In our quest to punch Sunday's game in the stomach and take its wallet, let us not forget the dumb things the Giants did. There were two runners caught stealing. There were off-balance swings and awful at-bats. There was a bases loaded/one-out situation that led to nothing. The Giants got several runners in scoring position. They couldn't get a hit in any of those at-bats.
It was a frustrating game in that respect. The team you were rooting for couldn't do the specific things you were rooting for.
However, even when you tally up the offenses of the offense, there is absolutely no way that the Giants should have been shut out. They weren't that inept. In the first four innings, they had all sorts of great at-bats.
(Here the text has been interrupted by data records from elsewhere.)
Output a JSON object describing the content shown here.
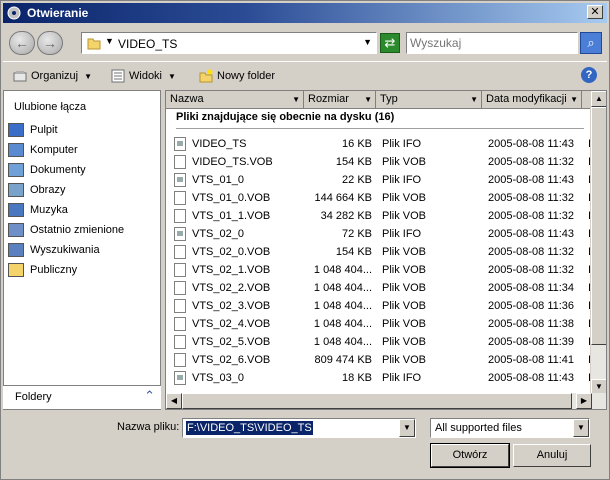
{
  "window": {
    "title": "Otwieranie",
    "close_label": "✕"
  },
  "nav": {
    "back_label": "←",
    "forward_label": "→",
    "address_path": "VIDEO_TS",
    "search_placeholder": "Wyszukaj"
  },
  "toolbar": {
    "organize_label": "Organizuj",
    "views_label": "Widoki",
    "new_folder_label": "Nowy folder",
    "help_label": "?"
  },
  "favorites": {
    "title": "Ulubione łącza",
    "items": [
      {
        "label": "Pulpit",
        "icon": "desktop-icon"
      },
      {
        "label": "Komputer",
        "icon": "computer-icon"
      },
      {
        "label": "Dokumenty",
        "icon": "documents-icon"
      },
      {
        "label": "Obrazy",
        "icon": "pictures-icon"
      },
      {
        "label": "Muzyka",
        "icon": "music-icon"
      },
      {
        "label": "Ostatnio zmienione",
        "icon": "recent-icon"
      },
      {
        "label": "Wyszukiwania",
        "icon": "searches-icon"
      },
      {
        "label": "Publiczny",
        "icon": "public-folder-icon"
      }
    ],
    "folders_label": "Foldery"
  },
  "filelist": {
    "columns": [
      "Nazwa",
      "Rozmiar",
      "Typ",
      "Data modyfikacji"
    ],
    "group_title": "Pliki znajdujące się obecnie na dysku (16)",
    "rows": [
      {
        "name": "VIDEO_TS",
        "size": "16 KB",
        "type": "Plik IFO",
        "date": "2005-08-08 11:43",
        "extra": "I",
        "icon": "info"
      },
      {
        "name": "VIDEO_TS.VOB",
        "size": "154 KB",
        "type": "Plik VOB",
        "date": "2005-08-08 11:32",
        "extra": "I",
        "icon": "file"
      },
      {
        "name": "VTS_01_0",
        "size": "22 KB",
        "type": "Plik IFO",
        "date": "2005-08-08 11:43",
        "extra": "I",
        "icon": "info"
      },
      {
        "name": "VTS_01_0.VOB",
        "size": "144 664 KB",
        "type": "Plik VOB",
        "date": "2005-08-08 11:32",
        "extra": "I",
        "icon": "file"
      },
      {
        "name": "VTS_01_1.VOB",
        "size": "34 282 KB",
        "type": "Plik VOB",
        "date": "2005-08-08 11:32",
        "extra": "I",
        "icon": "file"
      },
      {
        "name": "VTS_02_0",
        "size": "72 KB",
        "type": "Plik IFO",
        "date": "2005-08-08 11:43",
        "extra": "I",
        "icon": "info"
      },
      {
        "name": "VTS_02_0.VOB",
        "size": "154 KB",
        "type": "Plik VOB",
        "date": "2005-08-08 11:32",
        "extra": "I",
        "icon": "file"
      },
      {
        "name": "VTS_02_1.VOB",
        "size": "1 048 404...",
        "type": "Plik VOB",
        "date": "2005-08-08 11:32",
        "extra": "I",
        "icon": "file"
      },
      {
        "name": "VTS_02_2.VOB",
        "size": "1 048 404...",
        "type": "Plik VOB",
        "date": "2005-08-08 11:34",
        "extra": "I",
        "icon": "file"
      },
      {
        "name": "VTS_02_3.VOB",
        "size": "1 048 404...",
        "type": "Plik VOB",
        "date": "2005-08-08 11:36",
        "extra": "I",
        "icon": "file"
      },
      {
        "name": "VTS_02_4.VOB",
        "size": "1 048 404...",
        "type": "Plik VOB",
        "date": "2005-08-08 11:38",
        "extra": "I",
        "icon": "file"
      },
      {
        "name": "VTS_02_5.VOB",
        "size": "1 048 404...",
        "type": "Plik VOB",
        "date": "2005-08-08 11:39",
        "extra": "I",
        "icon": "file"
      },
      {
        "name": "VTS_02_6.VOB",
        "size": "809 474 KB",
        "type": "Plik VOB",
        "date": "2005-08-08 11:41",
        "extra": "I",
        "icon": "file"
      },
      {
        "name": "VTS_03_0",
        "size": "18 KB",
        "type": "Plik IFO",
        "date": "2005-08-08 11:43",
        "extra": "I",
        "icon": "info"
      }
    ]
  },
  "footer": {
    "filename_label": "Nazwa pliku:",
    "filename_value": "F:\\VIDEO_TS\\VIDEO_TS",
    "filter_value": "All supported files",
    "open_label": "Otwórz",
    "cancel_label": "Anuluj"
  }
}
Heck, let's catalog them because we don't like feeling good about ourselves:
- Bot. 1, Gregor Blanco singles the other way
- Bot. 1, Blanco steals second
- Bot. 1, Joe Panik hits a line drive to left
- Bot. 2, Brandon Belt lines a single to right
- Bot. 2, Hunter Pence drills a ball 410 feet to right
- Bot. 3, Panik hits a grounder hard up the middle
- Bot. 3, Matt Duffy hits a ball 360 feet to left
- Bot. 4, Belt walks
- Bot. 4, Pence singles off the pitcher
No runs. The fifth and sixth innings were quiet, but the rest of the game was filled with the same thing. If the Giants cut and paste some of those events into the seventh, eighth, or ninth innings, they might still be playing. Instead, every check swing seemed to go against them. Every borderline call seemed to go for the Rockies at the worst possible time. Every good swing produced a foul straight back, not a line drive for a hit.
The Rockies scored one of their two runs on a doink, a hit against the shift, and a doink. The Giants couldn't even get hits on their hard-hit balls, not if there were runners in scoring position.
That's not to say the Rockies didn't deserve their two runs, or that the Giants should have won 6-2. This was just the kind of game that reminded you just how annoying productive lineups can be. We think of a good offense in terms of runs scored, and that's understandable. A team that scores five runs per game is a Good Offense, and that's the end of that discussion.
Except, those five runs don't come with a roll of the dice at the beginning of the game. They accumulate. Good takes become good walks; good eyes become good pitches to hit; good pitches to hit become singles; other good pitches to hit become extra-base hits; great swings become home runs. And so on. Except they have to be strung all together. A team could hit .400 for the season without scoring a single run. The Giants looked like that hypothetical team on Sunday.
A team that does more things right than wrong will still screw up. Over a long 162-game season, it's possible, if not likely, that they'll screw up often. This is how productive lineups can make you want to throw things. They get so very close, and then they never cash in. Sometimes it's bad luck, sometimes it's bad sequencing, and sometimes it's a single player getting cold at exactly the wrong time.
Buster Posey is the one of the cold hitters at exactly the wrong time. He couldn't lead an inning off with a hit when the hitters behind him hit the ball hard. He couldn't get the big hit with runners on base against an ordinary reliever like Chad Qualls. And those games happen for perennial MVP candidates, certainly. It was a poorly timed one on Sunday.
Mac Williamson was one of the other unfortunately cold hitters in the lineup. The Rockies walked the bases loaded to get to him with one out, and it didn't look like a questionable decision at any point in the at-bat. He didn't have a swing or a take or a glimmer of a moment that would have made it look like a questionable decision at any point during the game. Nearly swing was off-balance. Every at-bat started with the pitcher having the de facto advantage.
But it probably doesn't do a lot of good to point fingers. The next time the Giants score seven runs, check the box score. There are going to be a couple hitters who didn't have the best games, who didn't take the best at-bats. We won't notice because the Giants stacked the hits up around them. In this game, we noticed.
Oh, man, how we noticed. What a waste of a Sunday.
Jeff Samardzija continues to impress, of course. Sixty percent of the time, the rotation impresses us every time. But we're spelunking into the dark caverns of the other 40 percent, which makes the loss sting even more. The Giants avoided the series win, and I'm not quite sure how they did it.
I sure wish this were a 1000-word paean to Samardzija right now, if we're being honest with each other.